Pesquisador da tuberculose, ajudou milhões de pessoas a identificar a doença

Anúncio

Alan L. Hart (também conhecido como Robert Allen Bamford Jr.; 4 de outubro de 1890 – 1 de julho de 1962) foi um médico, radiologista, pesquisador de tuberculose, escritor e romancista americano. Hart foi pioneiro no uso de fotografia de raios X na detecção de tuberculose; ele trabalhou em sanatórios e clínicas de raios X no Novo México, Illinois, Washington e Idaho. Nos últimos 16 anos de sua vida, ele chefiou programas de raios X em massa que rastreavam tuberculose em Connecticut. Os raios X não eram usados ​​regularmente para rastrear tuberculose antes da inovação de Hart e ainda são usados ​​como padrão ouro hoje, o que levou os pesquisadores a acreditar que ele salvou inúmeras vidas.

Como autor de ficção, Hart publicou mais de nove contos e quatro romances, que incorporavam drama, romance e temas médicos.

Por volta de 1917, Hart tornou-se um dos primeiros homens trans nos Estados Unidos a se submeter a uma histerectomia.

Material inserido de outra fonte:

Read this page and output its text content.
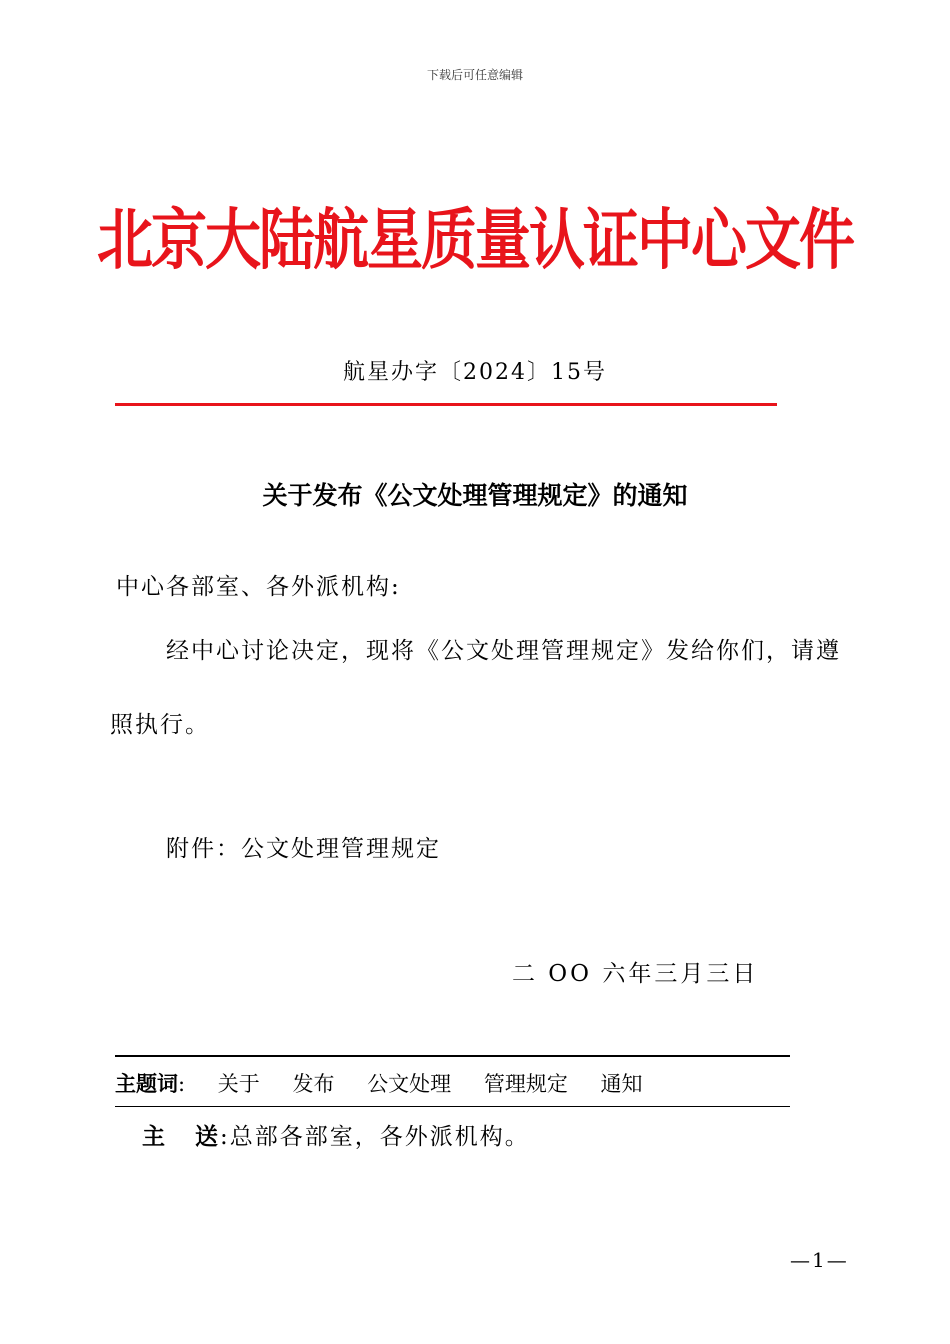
下载后可任意编辑
北京大陆航星质量认证中心文件
航星办字〔2024〕15号
关于发布《公文处理管理规定》的通知
中心各部室、各外派机构:
经中心讨论决定，现将《公文处理管理规定》发给你们，请遵
照执行。
附件：公文处理管理规定
二 OO 六年三月三日
主题词: 关于 发布 公文处理 管理规定 通知
主 送:总部各部室，各外派机构。
—1—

Hart nasceu como Alberta Lucille Hart em 4 de outubro de 1890, em Halls Summit, Condado de Coffey, Kansas, filho de Albert L. Hart e Edna Hart (nascida Bamford). Quando seu pai morreu de febre tifóide em 1892, sua mãe voltou ao nome de solteira e mudou-se com a família para Condado de Linn, Oregon. Quando Hart tinha cinco anos, sua mãe se casou novamente com Bill Barton, e a família mudou-se para a fazenda do pai de Edna. Hart escreveu mais tarde, em 1911, sobre sua felicidade durante esse período, quando ele estava livre para se apresentar como homem, brincando com brinquedos de meninos feitos para ele por seu avô. Seus pais e avós aceitaram e apoiaram amplamente sua expressão de gênero, embora sua mãe tenha descrito seu "desejo de ser menino" como "tolo". Os obituários de seus avós, de 1921 e 1924, listam Hart como neto. Quando Hart tinha 12 anos, a família mudou-se para Albany. Lá Hart foi obrigado a se apresentar como mulher para frequentar a escola, onde foi tratado como uma menina. Continuou a passar as férias na fazenda do avô, apresentando-se como homem entre os amigos homens, “provocando as meninas e fazendo brincadeiras de menino”. De acordo com um artigo de reminiscência no Halls Summit News de 10 de junho de 1921: "O jovem Hart era diferente, mesmo naquela época. As roupas dos meninos pareciam naturais. Hart sempre se considerou um menino e implorou à família que cortasse seu cabelo e o deixava usar calças. Hart não gostava de bonecas, mas gostava de brincar de médico. Ele odiava as tarefas tradicionais das meninas, preferindo o trabalho agrícola com os homens. A autossuficiência que se tornou uma característica vitalícia ficou evidente desde cedo: uma vez, quando ele acidentalmente cortou a ponta do dedo com um machado, Hart o vestiu sozinho, sem dizer nada sobre isso à família."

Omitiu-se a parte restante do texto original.